It's like something important dropped from my hands, crashed to the kitchen floor, shattered to a thousand sparklies and it's gone. You can expect something for a long time, and know it's coming, even want it, yet still not be quite prepared. Just like that, it was dropped and gone.
I called the nurse after I washed and lotioned and dressed her, after I painted her nails, put her lipstick on and did her hair, so she'd be ready; the nurse called the chaplain.
Chaplain Fran came right over, but before sitting down to her prayers, a tiny moose walked under the window - a moose far, far too young to not have a mama nearby.
A moose represents movement to and from this world, movement in the void, truths acknowledged that were denied, parts of the hidden self that are found, strength and self respect, and unseen speed.
With unseen speed she was gone, even if we both knew for weeks it was coming, but like seeing the bullet train I can only remember the Doppler effect.
The tiny moose is back this morning, looking hungry; it is not quite light yet. Something scared it back between the houses; the wind is up, and it has lain down next to my crawl-space vent. Something about it taking shelter at my house comforts me, even more than knowing my mother is free of the in-valid body that had trapped her for the last forty years.
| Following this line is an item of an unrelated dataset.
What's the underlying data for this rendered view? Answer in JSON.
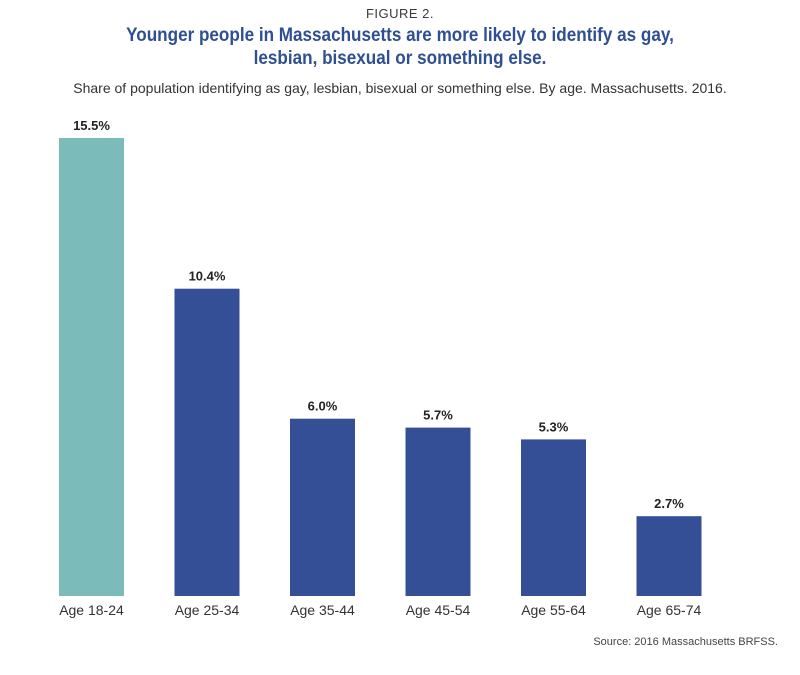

"What doesn't kill us makes us stronger." If that is true my mother was the strongest person I ever knew. Making the step to trust me, to come from her lifelong home to live with me in Alaska was a huge step; the trusting me, I mean. In the last two years she told me many things about her I never knew - even one or two things I think she had never acknowledged to herself.
Lucky me - I was not her favorite child - yet we have had a lovely time.